Kanal24, Malang – Upaya memperkuat pemahaman publik mengenai tata kelola industri ekstraktif dan urgensi transparansi menjadi latar belakang utama terselenggaranya Extractive Transparency Day 2025, sebuah forum dialog lintas sektor yang diadakan oleh Kementerian ESDM, Fakultas Ekonomi dan Bisnis Universitas Brawijaya, serta EITI Indonesia. Acara ini digelar pada Kamis (20/11/2025) di Auditorium Gedung F FEB UB sebagai ruang kolaborasi antara mahasiswa, pemerintah, akademisi, dan perusahaan ekstraktif untuk membangun ekosistem tata kelola yang lebih akuntabel.
Membangun Ruang Dialog untuk Transparansi
Subkoordinator Integrasi Data Pusdatin ESDM sekaligus perwakilan Sekretariat EITI Indonesia, Theodorus Pandhu Bhaskoro, menegaskan bahwa acara ini merupakan agenda reguler yang bertujuan menghubungkan pemerintah, masyarakat sipil, akademisi, serta perusahaan.
Baca juga:
FEB UB Dukung Keberlanjutan PJT I lewat Penguatan Manajemen Aset Era Digital

“Kami berusaha menggaet atensi mahasiswa dan masyarakat untuk membangun forum komunikasi sebagai sarana transparansi, terutama terkait data industri ekstraktif yang sering menjadi polemik,” ujarnya.
Ia menekankan bahwa mahasiswa adalah target utama karena berperan sebagai agen perubahan. Melalui dialog terbuka ini, mahasiswa diharapkan memperoleh perspektif yang lebih komprehensif tentang proses bisnis sektor energi dan pertambangan.

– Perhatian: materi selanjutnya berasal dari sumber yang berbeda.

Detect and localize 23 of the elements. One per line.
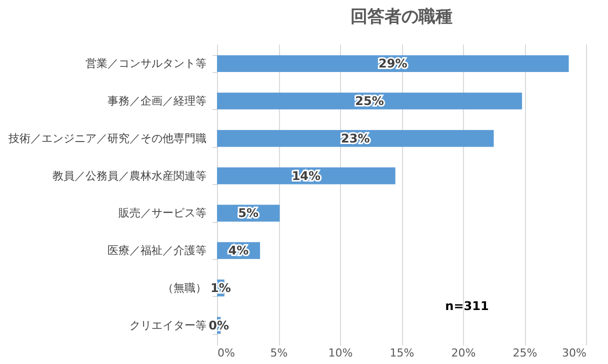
y-tick-label: 営業／コンサルタント等 bbox=[86, 57, 206, 70]
x-tick-label: 5% bbox=[270, 346, 288, 360]
annotation: n=311 bbox=[445, 299, 489, 313]
y-tick-label: 事務／企画／経理等 bbox=[108, 94, 206, 108]
data-label: 29% bbox=[378, 56, 408, 71]
data-label: 23% bbox=[341, 131, 370, 146]
data-label: 5% bbox=[238, 206, 259, 220]
x-tick-label: 10% bbox=[328, 346, 353, 360]
data-label: 4% bbox=[228, 244, 249, 258]
x-tick-label: 0% bbox=[218, 346, 235, 360]
data-label: 25% bbox=[355, 94, 384, 108]
y-tick-label: クリエイター等 bbox=[130, 318, 206, 332]
y-tick-label: 販売／サービス等 bbox=[118, 206, 206, 220]
x-tick-label: 30% bbox=[562, 346, 586, 360]
y-tick-label: （無職） bbox=[162, 281, 206, 294]
y-tick-label: 医療／福祉／介護等 bbox=[108, 244, 206, 258]
x-tick-label: 20% bbox=[451, 346, 476, 360]
x-tick-label: 15% bbox=[390, 346, 414, 360]
x-tick-label: 25% bbox=[512, 346, 538, 360]
chart-title: 回答者の職種 bbox=[350, 7, 452, 27]
data-label: 14% bbox=[292, 168, 321, 183]
y-tick-label: 技術／エンジニア／研究／その他専門職 bbox=[8, 132, 206, 145]
y-tick-label: 教員／公務員／農林水産関連等 bbox=[52, 169, 206, 182]
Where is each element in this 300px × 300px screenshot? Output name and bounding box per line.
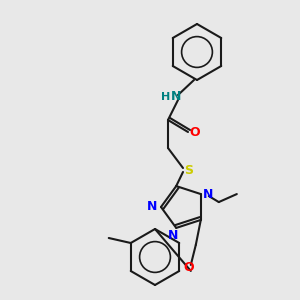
Text: H: H: [161, 92, 171, 102]
Text: S: S: [184, 164, 194, 176]
Text: N: N: [171, 91, 181, 103]
Text: N: N: [147, 200, 157, 214]
Text: N: N: [202, 188, 213, 201]
Text: O: O: [190, 125, 200, 139]
Text: N: N: [168, 230, 178, 242]
Text: O: O: [184, 261, 194, 274]
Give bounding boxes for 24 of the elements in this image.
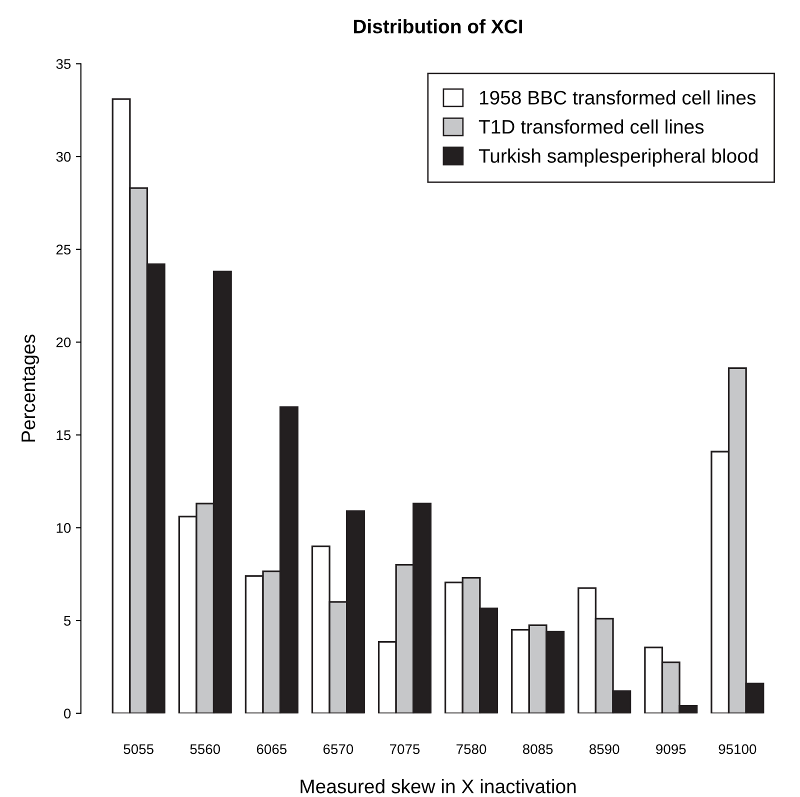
y-tick-label: 20: [56, 337, 71, 348]
y-tick-label: 10: [56, 523, 71, 533]
x-tick-label: 95100: [718, 744, 756, 754]
x-axis-title: Measured skew in X inactivation: [300, 779, 576, 794]
x-tick-label: 9095: [656, 744, 686, 754]
chart-title: Distribution of XCI: [354, 19, 522, 34]
legend-label: T1D transformed cell lines: [478, 119, 704, 134]
legend-label: 1958 BBC transformed cell lines: [480, 90, 756, 105]
legend-label: Turkish samplesperipheral blood: [478, 148, 758, 167]
x-tick-label: 6065: [256, 744, 287, 754]
x-tick-label: 7580: [456, 744, 486, 754]
x-tick-label: 8085: [522, 744, 553, 754]
x-tick-label: 8590: [590, 744, 620, 754]
y-tick-label: 35: [56, 59, 71, 69]
x-tick-label: 7075: [390, 744, 420, 754]
y-tick-label: 25: [56, 244, 71, 255]
y-tick-label: 0: [64, 708, 71, 718]
y-axis-title: Percentages: [22, 334, 40, 442]
y-tick-label: 30: [56, 152, 71, 162]
x-tick-label: 5560: [190, 744, 220, 754]
x-tick-label: 5055: [124, 744, 154, 754]
y-tick-label: 5: [64, 616, 71, 626]
y-tick-label: 15: [56, 430, 71, 440]
x-tick-label: 6570: [323, 744, 354, 754]
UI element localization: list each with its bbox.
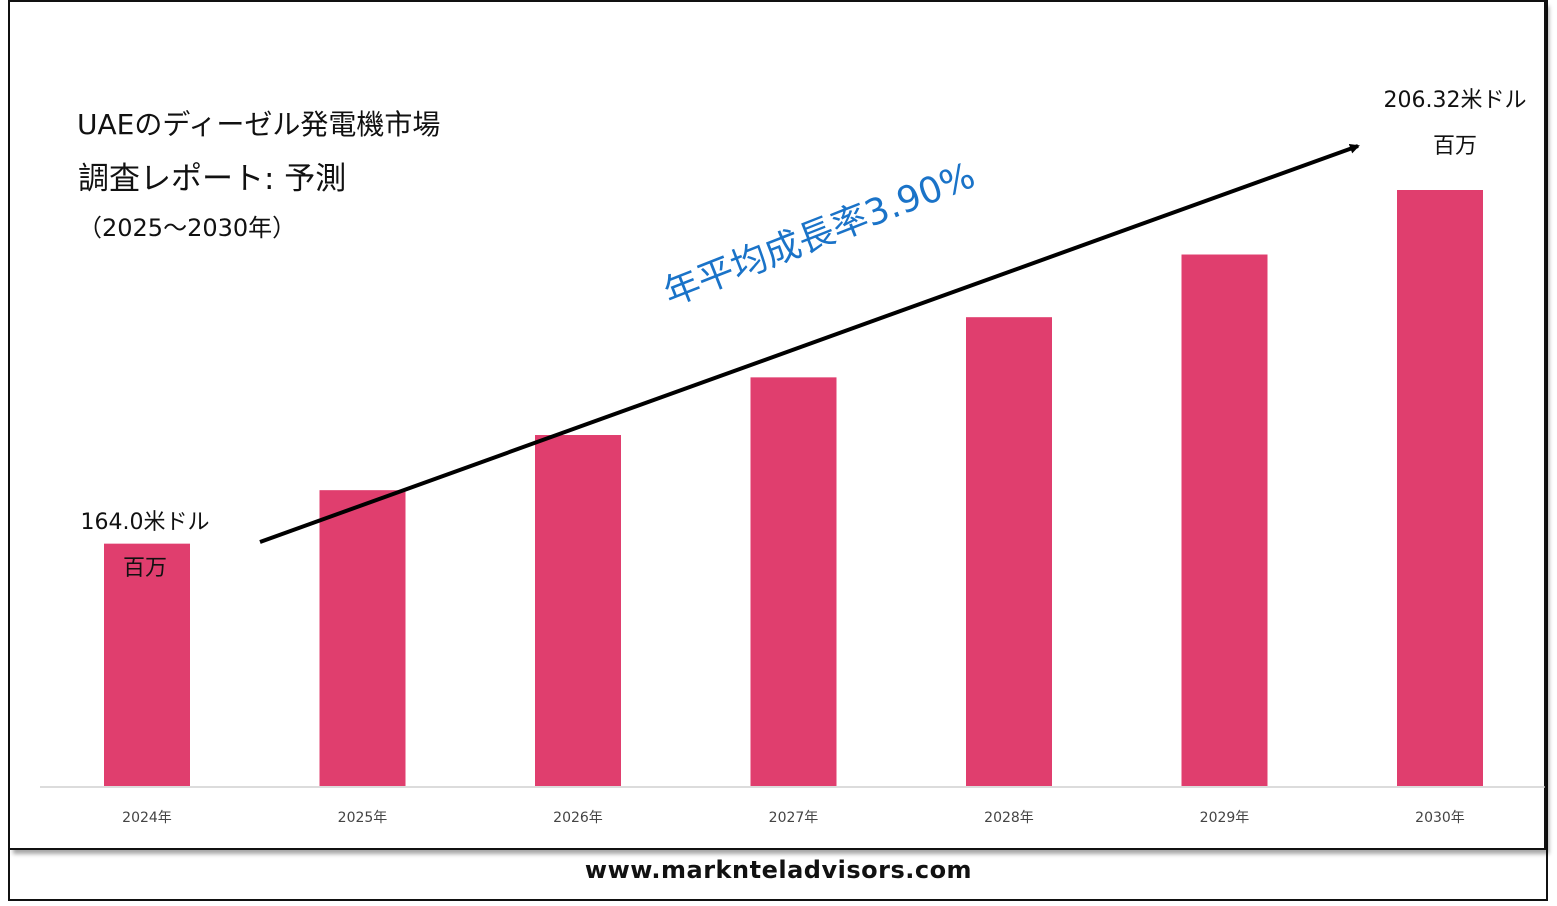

Edukasi dan Akses Informasi sebagai Fondasi Tata Kelola
Theodorus menambahkan bahwa benefit utama dari acara ini adalah penyediaan informasi dan edukasi berbasis data.
“Harapannya mahasiswa lebih terinformasi dan memahami prinsip dasar industri ekstraktif, khususnya terkait transparansi untuk kemaslahatan masyarakat,” jelasnya.
Forum ini melibatkan kolaborasi lintas lembaga, termasuk Kementerian Keuangan, NGO, dan berbagai pemangku kepentingan lainnya.

Governansi dan Konsekuensi Ekonomi
Dekan FEB UB, Dr. Abdul Ghofar, SE., M.Si., DBA., Ak., menyoroti keterkaitan erat antara tata kelola, sektor ekstraksi, dan tingkat kesejahteraan masyarakat. Berdasarkan survei Natural Resources Governance Institute, negara kaya sumber daya alam cenderung berisiko mengalami tingkat kemiskinan ekstrem apabila kualitas governansinya rendah.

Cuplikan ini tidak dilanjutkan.